By allowing ads to appear on this site, you support the local businesses who, in turn, support great journalism.
Drones, robots key to Georgia's agriculture growth, experts say
Chickens OK with rolling drones, but fearful of airborne ones
Placeholder Image

In the next decade, the poultry industry in Georgia could include drones and robots performing tasks done today by human hands.

Research and testing of this technology is already well underway, according to Douglas Britton, manager of the Agricultural Technology Research Program at Georgia Tech.

Poultry processing and production is the program’s biggest strategic research area, Britton said.

“Our goal there is to really push the boundary of what we’re thinking about and doing,” he said. “It’s to ask the question, ‘What is that going to look like 10, 15, 20 or 30 years from now?’”

Britton was the keynote speaker Wednesday at the annual Georgia Ag Forecast, hosted by the University of Georgia’s Center for Agribusiness and Economic Development.

He presented several major technological advances being developed by the program. One is a form of “intelligent deboning,” or advanced robotics that can remove the meat from chicken bones, a task currently done best by hand.

“The human hand is ideally suited to making that cut and being very efficient at it, so developing a machine that is as good as a human at making that cut and being as efficient as a human is a big challenge,” said Mike Giles, president of the Georgia Poultry Federation based in Gainesville. “This has been a multiyear research program that is making progress.”

Britton said there is already technology that can debone chicken, but it is only effective on a specific-sized bird.

“What we have found is that doesn’t deliver the yield in the requirements for our industry, particularly when we get to the larger-sized bird found particularly here in Georgia,” he said.

The robotic technology being developed and tested by the program would capture information from the outside of the bird, determine its size and therefore its internal bone structure.

“The benefit there is we can adjust every cut for that specific bird,” he said.

This technology could save poultry industry leaders upward of $1 million a year in yield and labor savings.

Britton said the program also did an experiment at the University of Georgia’s poultry science department to determine how live chickens respond to the presence of robots and drones in houses.

“You don’t want to have a robotics system in a grow-out house if it’s going to negatively impact your yield or performance or feed conversion rates for your flock,” he said.

They tested the use of a flying drone in a house with small chickens, and it was clear the flock was afraid of the drone. Britton said they showed a “predatory response” to the flying machines, but they were comfortable with rolling robots.

“We had to add a bumper to the system because we were bumping into the chickens,” he said. “... At one point in time there was actually a chicken riding a robot, so they did not have any issues with it and the little chicks were very curious about it.”

Giles said the next step with this technology is to determine how a robot could best be used in a house.
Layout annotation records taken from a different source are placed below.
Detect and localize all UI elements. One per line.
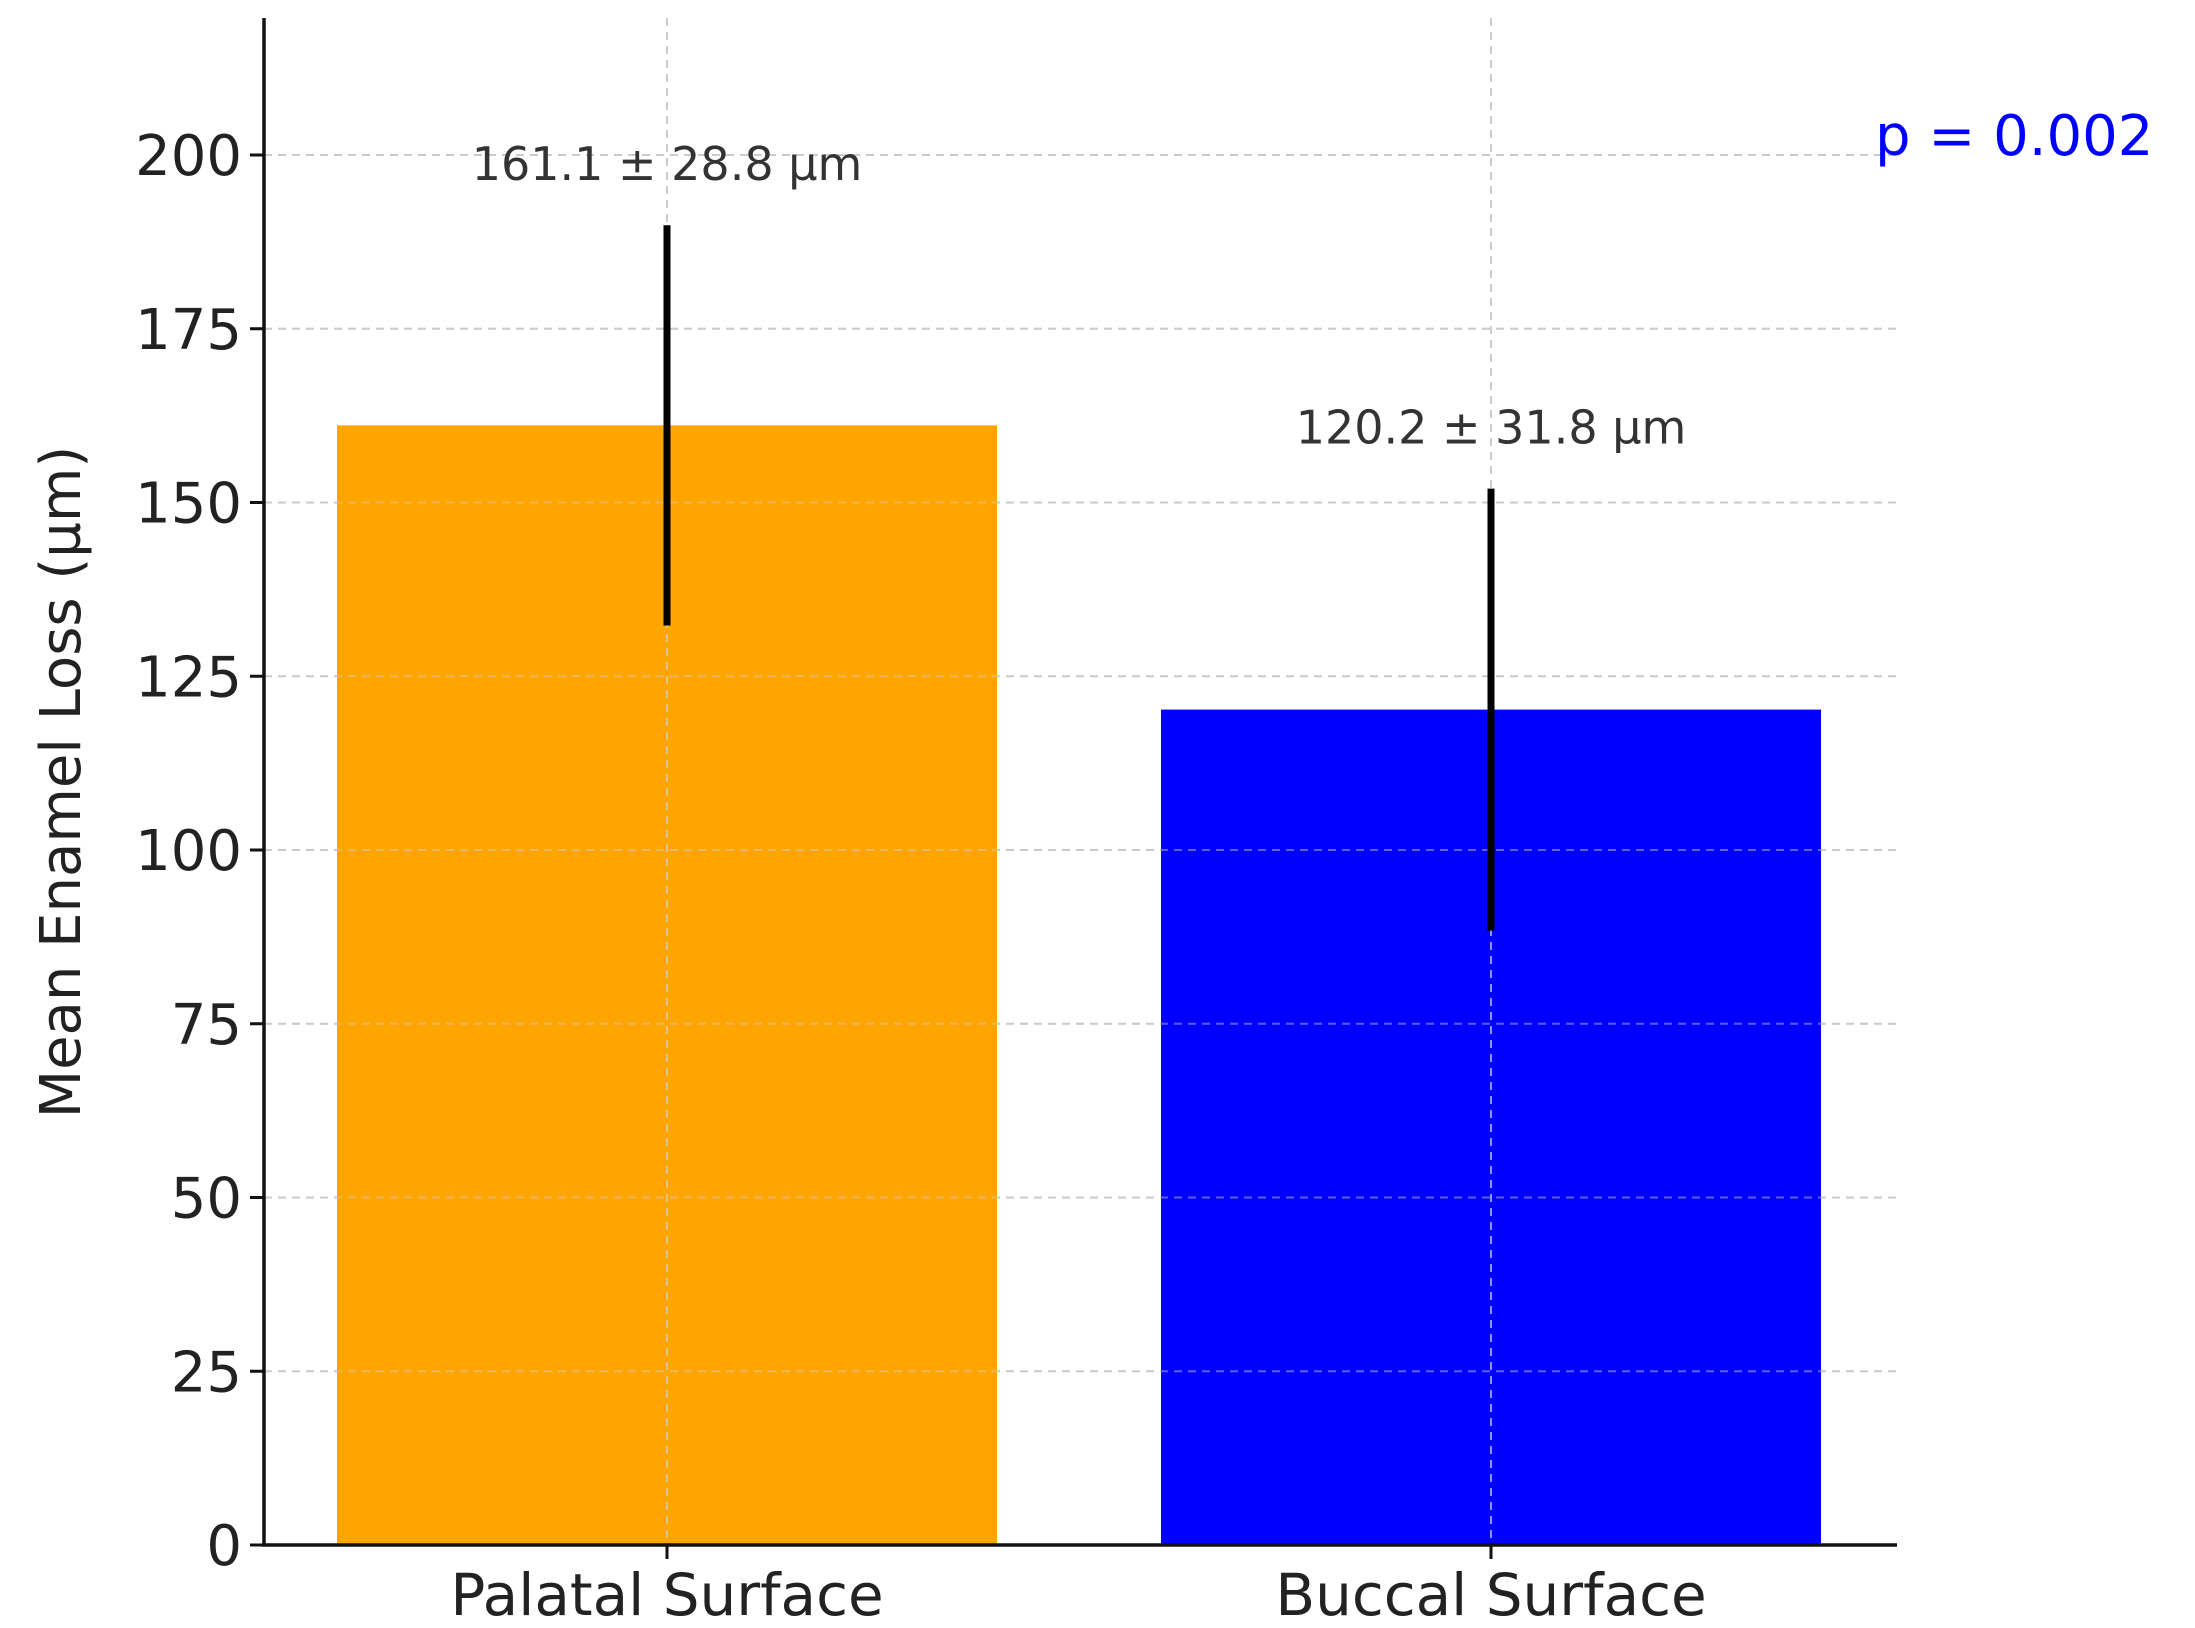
value-label: 120.2 ± 31.8 µm xyxy=(1296,401,1687,455)
value-label: 161.1 ± 28.8 µm xyxy=(472,137,863,191)
axes xyxy=(262,18,1897,1547)
y-tick-label: 200 xyxy=(135,124,242,189)
x-ticks: Palatal Surface Buccal Surface xyxy=(450,1545,1707,1628)
y-tick-label: 175 xyxy=(135,298,242,363)
y-tick-label: 50 xyxy=(171,1167,242,1232)
error-bars xyxy=(663,225,1495,931)
y-tick-label: 25 xyxy=(171,1340,242,1405)
value-labels: 161.1 ± 28.8 µm 120.2 ± 31.8 µm xyxy=(472,137,1687,454)
y-ticks: 0 25 50 75 100 125 150 175 200 xyxy=(135,124,264,1579)
y-tick-label: 100 xyxy=(135,819,242,884)
y-tick-label: 0 xyxy=(206,1514,242,1579)
y-axis-label: Mean Enamel Loss (µm) xyxy=(29,446,94,1118)
x-tick-label: Buccal Surface xyxy=(1275,1561,1706,1628)
y-tick-label: 75 xyxy=(171,993,242,1058)
y-tick-label: 150 xyxy=(135,472,242,537)
bars xyxy=(264,18,1897,1546)
p-value-annotation: p = 0.002 xyxy=(1875,104,2153,169)
x-tick-label: Palatal Surface xyxy=(450,1561,883,1628)
y-tick-label: 125 xyxy=(135,645,242,710)
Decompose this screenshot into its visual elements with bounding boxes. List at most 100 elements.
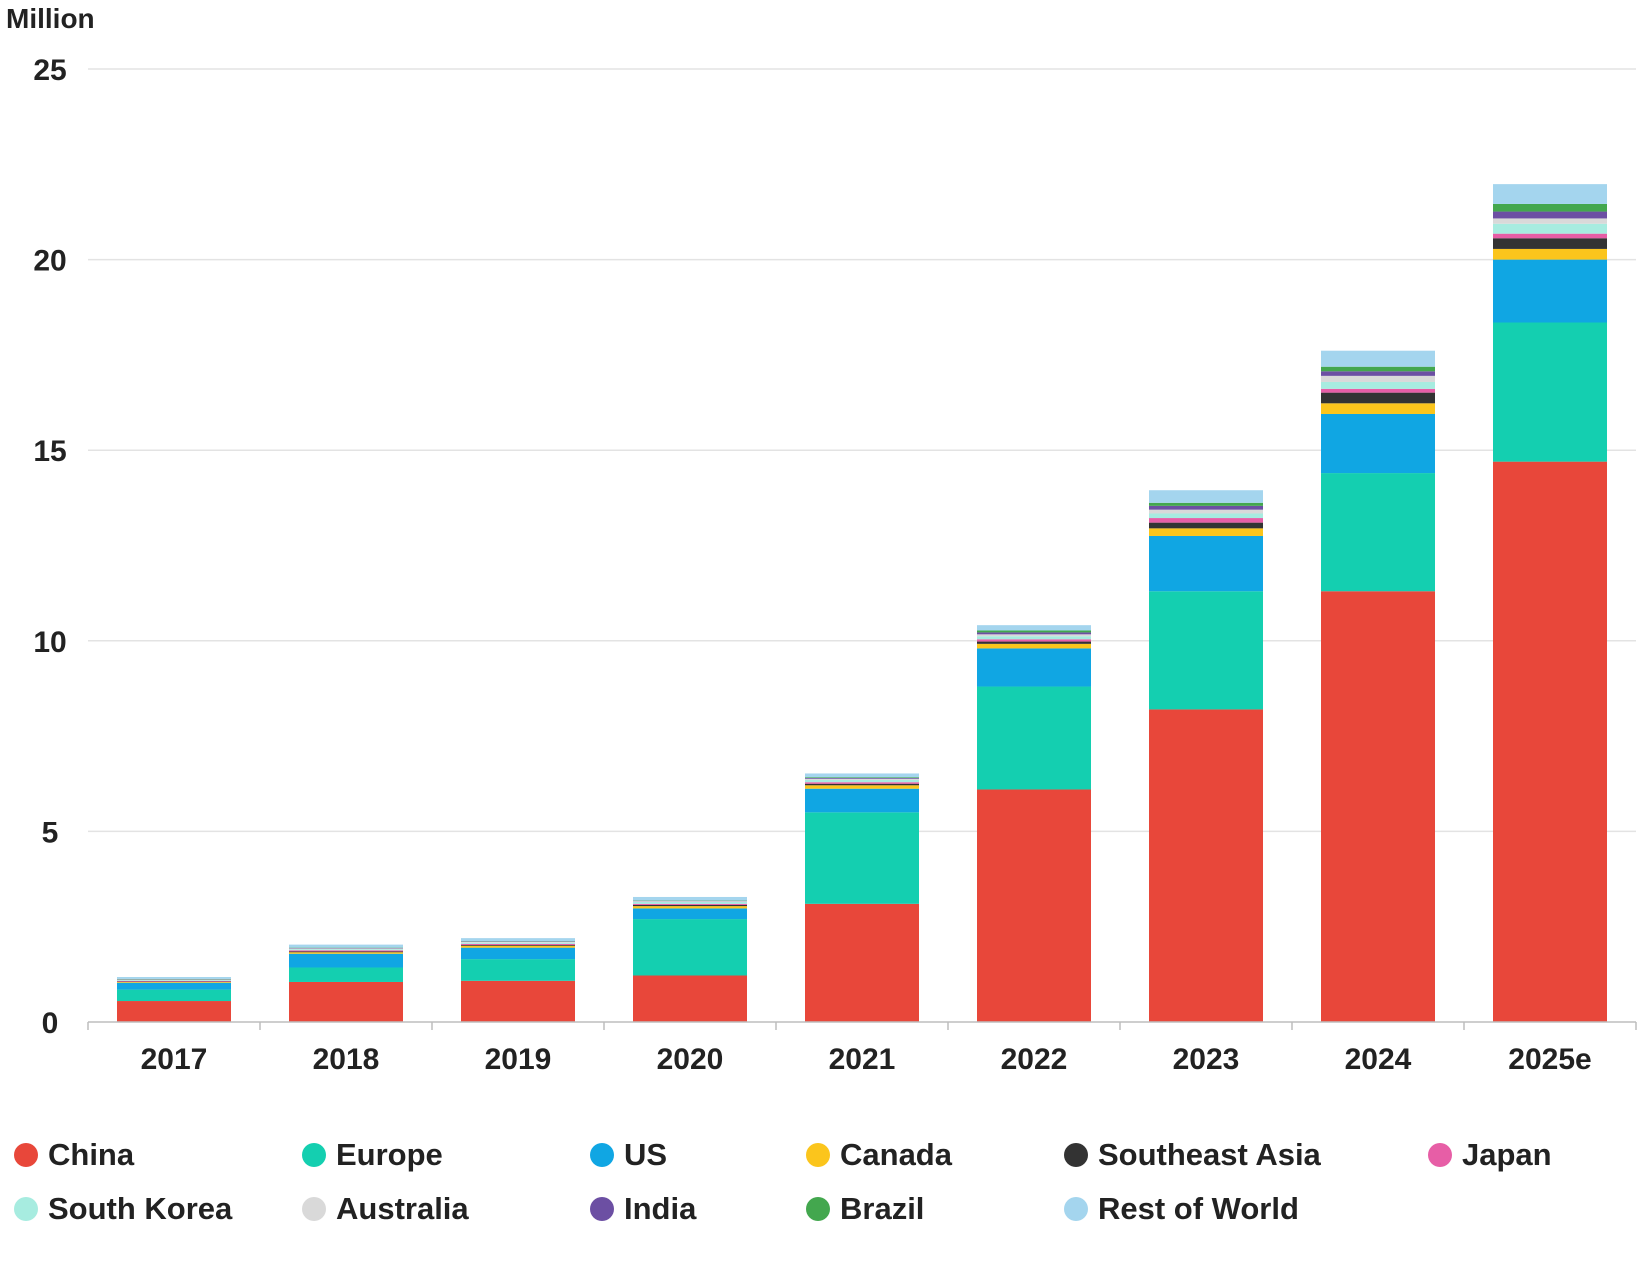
x-tick-label: 2017 xyxy=(141,1043,208,1076)
bar-segment xyxy=(1149,509,1263,514)
bar-segment xyxy=(1149,513,1263,519)
bar-stack-2018 xyxy=(289,944,403,1022)
bar-segment xyxy=(1149,522,1263,529)
x-tick-label: 2023 xyxy=(1173,1043,1240,1076)
legend-swatch xyxy=(1064,1143,1088,1167)
bar-segment xyxy=(1321,403,1435,414)
bar-stack-2020 xyxy=(633,896,747,1022)
bar-segment xyxy=(1493,184,1607,204)
legend-swatch xyxy=(590,1197,614,1221)
bar-segment xyxy=(1493,233,1607,239)
bar-segment xyxy=(977,625,1091,631)
bar-segment xyxy=(1321,371,1435,376)
bar-segment xyxy=(805,785,919,789)
legend-label: Southeast Asia xyxy=(1098,1137,1321,1172)
legend-item: Canada xyxy=(806,1137,1064,1172)
bar-segment xyxy=(633,906,747,909)
bar-segment xyxy=(977,634,1091,637)
bar-segment xyxy=(1493,461,1607,1022)
bar-segment xyxy=(289,952,403,954)
bar-segment xyxy=(289,949,403,951)
legend-label: China xyxy=(48,1137,135,1172)
bar-segment xyxy=(977,632,1091,635)
legend-item: Rest of World xyxy=(1064,1191,1428,1226)
bar-segment xyxy=(289,948,403,950)
legend-swatch xyxy=(302,1143,326,1167)
bar-segment xyxy=(633,896,747,901)
bar-segment xyxy=(117,981,231,983)
bar-segment xyxy=(1493,322,1607,462)
bar-segment xyxy=(1493,259,1607,323)
legend-item: China xyxy=(14,1137,302,1172)
y-tick-label: 15 xyxy=(33,435,66,468)
bar-segment xyxy=(1149,490,1263,503)
bar-segment xyxy=(117,989,231,1002)
bar-segment xyxy=(289,951,403,953)
bar-segment xyxy=(289,944,403,948)
bar-segment xyxy=(633,901,747,902)
bar-segment xyxy=(1321,591,1435,1022)
bar-segment xyxy=(805,783,919,786)
legend-label: South Korea xyxy=(48,1191,233,1226)
bar-segment xyxy=(1493,248,1607,260)
legend-swatch xyxy=(14,1143,38,1167)
bar-segment xyxy=(633,975,747,1022)
bar-segment xyxy=(1321,350,1435,367)
bar-segment xyxy=(805,778,919,780)
bar-segment xyxy=(461,942,575,944)
bar-segment xyxy=(1149,709,1263,1022)
bar-segment xyxy=(633,903,747,905)
bar-segment xyxy=(977,789,1091,1022)
legend-item: Japan xyxy=(1428,1137,1628,1172)
bar-segment xyxy=(461,944,575,946)
x-axis-ticks: 2017 2018 2019 2020 2021 2022 2023 2024 2025e xyxy=(141,1043,1592,1076)
bar-segment xyxy=(633,919,747,976)
legend-swatch xyxy=(1064,1197,1088,1221)
x-tick-label: 2025e xyxy=(1508,1043,1591,1076)
bar-segment xyxy=(805,778,919,779)
bar-segment xyxy=(805,903,919,1022)
bar-stack-2019 xyxy=(461,938,575,1022)
legend-item: Europe xyxy=(302,1137,590,1172)
bar-segment xyxy=(1149,528,1263,536)
legend-label: India xyxy=(624,1191,697,1226)
bar-segment xyxy=(977,648,1091,687)
legend-item: US xyxy=(590,1137,806,1172)
legend-swatch xyxy=(806,1143,830,1167)
bar-segment xyxy=(461,945,575,948)
bar-stack-2021 xyxy=(805,773,919,1022)
y-tick-label: 0 xyxy=(42,1007,59,1040)
bar-segment xyxy=(977,636,1091,640)
bar-segment xyxy=(805,779,919,783)
bar-segment xyxy=(1321,375,1435,382)
bar-segment xyxy=(805,812,919,904)
bar-segment xyxy=(1493,238,1607,249)
bar-stack-2025e xyxy=(1493,184,1607,1022)
legend-item: Australia xyxy=(302,1191,590,1226)
bar-segment xyxy=(1493,211,1607,219)
legend-label: Rest of World xyxy=(1098,1191,1299,1226)
legend-item: Brazil xyxy=(806,1191,1064,1226)
bar-segment xyxy=(289,950,403,952)
bar-segment xyxy=(805,788,919,813)
bar-segment xyxy=(117,1001,231,1022)
legend-label: US xyxy=(624,1137,668,1172)
bar-segment xyxy=(461,947,575,960)
bar-segment xyxy=(1493,218,1607,224)
bar-segment xyxy=(1493,203,1607,212)
bar-segment xyxy=(1321,473,1435,592)
legend-item: India xyxy=(590,1191,806,1226)
legend-label: Japan xyxy=(1462,1137,1552,1172)
bar-segment xyxy=(805,773,919,778)
bar-stack-2023 xyxy=(1149,490,1263,1022)
bar-segment xyxy=(461,943,575,945)
bar-segment xyxy=(1321,366,1435,372)
legend-swatch xyxy=(1428,1143,1452,1167)
bar-segment xyxy=(289,967,403,982)
bar-segment xyxy=(117,977,231,979)
bar-segment xyxy=(1321,413,1435,474)
legend-label: Brazil xyxy=(840,1191,925,1226)
bar-segment xyxy=(461,941,575,943)
y-tick-label: 10 xyxy=(33,626,66,659)
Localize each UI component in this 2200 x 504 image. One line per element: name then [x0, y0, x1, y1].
He said possibilities include monitoring, maintenance or tasks typically done by humans that might disturb the flock more than a robot.

While these innovations are not yet used in North Georgia, the area’s strong poultry industry has already changed drastically over the years thanks to such innovations, according to Giles.

“There have been incredible advancements over the last few decades and technological innovation will really be the key to the success of the poultry industry in the future,” Giles said.